There’s something about the fact that I’m taking an at-home class for cooking from a world-renowned french cuisine Chef that’s feeling like got an uncomfortable “rich people things” vibe to it.


It makes me think about a New Yorker article about the “Joylessness of Cooking”. In theory, I love to cook. It’s a way of peering through time and culture to see how different people live and have lived.


Those of us that still have stable incomes can often find far more ingredients than ever before. In New York City there’s Chef Collective seeing even better stock because many restaurants have shuttered or are generally seeing fewer customers. Some restaurants, like Xi’an Famous Foods, have even pivoted to selling “kits” instead of doing delivery because their foods don’t work well with delivery.


The article points out a book - How to Cook a Wolf by MFK Fisher.
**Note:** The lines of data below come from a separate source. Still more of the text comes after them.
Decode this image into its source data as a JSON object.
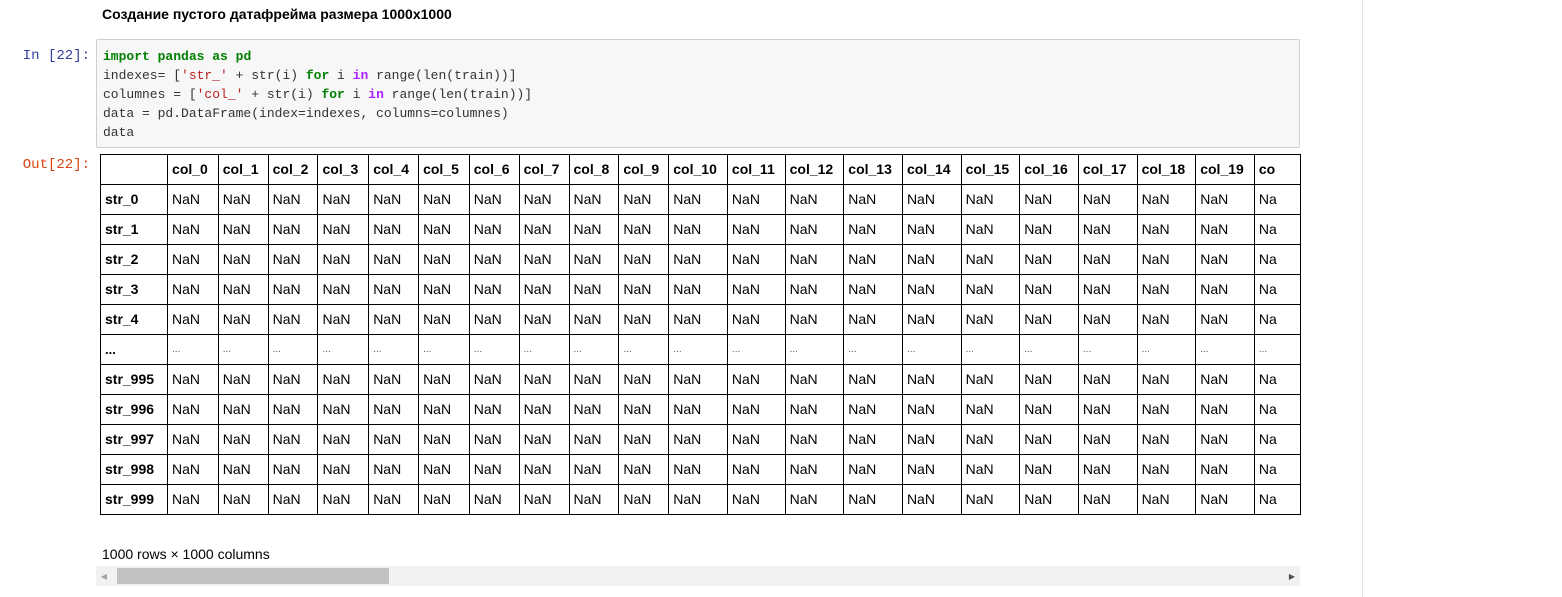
{
  "markdown": {
    "heading": "Создание пустого датафрейма размера 1000х1000"
  },
  "input_cell": {
    "prompt": "In [22]:",
    "code": [
      [
        {
          "t": "import",
          "c": "kw"
        },
        {
          "t": " "
        },
        {
          "t": "pandas",
          "c": "kw"
        },
        {
          "t": " "
        },
        {
          "t": "as",
          "c": "kw"
        },
        {
          "t": " "
        },
        {
          "t": "pd",
          "c": "kw"
        }
      ],
      [
        {
          "t": "indexes= ["
        },
        {
          "t": "'str_'",
          "c": "str"
        },
        {
          "t": " + str(i) "
        },
        {
          "t": "for",
          "c": "kw"
        },
        {
          "t": " i "
        },
        {
          "t": "in",
          "c": "kw2"
        },
        {
          "t": " range(len(train))]"
        }
      ],
      [
        {
          "t": "columnes = ["
        },
        {
          "t": "'col_'",
          "c": "str"
        },
        {
          "t": " + str(i) "
        },
        {
          "t": "for",
          "c": "kw"
        },
        {
          "t": " i "
        },
        {
          "t": "in",
          "c": "kw2"
        },
        {
          "t": " range(len(train))]"
        }
      ],
      [
        {
          "t": "data = pd.DataFrame(index=indexes, columns=columnes)"
        }
      ],
      [
        {
          "t": "data"
        }
      ]
    ]
  },
  "output_cell": {
    "prompt": "Out[22]:",
    "columns": [
      "col_0",
      "col_1",
      "col_2",
      "col_3",
      "col_4",
      "col_5",
      "col_6",
      "col_7",
      "col_8",
      "col_9",
      "col_10",
      "col_11",
      "col_12",
      "col_13",
      "col_14",
      "col_15",
      "col_16",
      "col_17",
      "col_18",
      "col_19",
      "co"
    ],
    "column_widths": [
      52,
      51,
      51,
      52,
      51,
      52,
      51,
      51,
      51,
      51,
      60,
      59,
      60,
      60,
      60,
      60,
      60,
      60,
      60,
      60,
      50
    ],
    "rows": [
      "str_0",
      "str_1",
      "str_2",
      "str_3",
      "str_4",
      "...",
      "str_995",
      "str_996",
      "str_997",
      "str_998",
      "str_999"
    ],
    "cell_value": "NaN",
    "truncated_cell_value": "Na",
    "ellipsis_value": "...",
    "footer": "1000 rows × 1000 columns"
  },
  "scrollbar": {
    "left_arrow": "◀",
    "right_arrow": "▶"
  }
}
The book through dealing with shortages and difficulties that existed when cooking during World War 2. I am so grateful that my life is in a place where the feeling of hunger is a choice rather than a fact of life. I picked up a copy of the book. I’m really looking forward to reading it.


In theory, I love to cook. In practice, I’ve been cooking far too often to truly enjoy it. I have always had an extreme respect for my mother and father. We cooked food at home every single day while I was growing up - sometimes out of necessity. We didn’t do fast food, and we very rarely ate at restaurants or had takeout. They followed through with that to make sure there was food on the table & dealt with getting children to eat that food.


I really do love cooking - just.. in theory. In practice, I can’t wait to make it an exciting optional activity like this cooking class I’m taking. I’ve registered to the wait list for the vaccine and boy am I looking forward to that.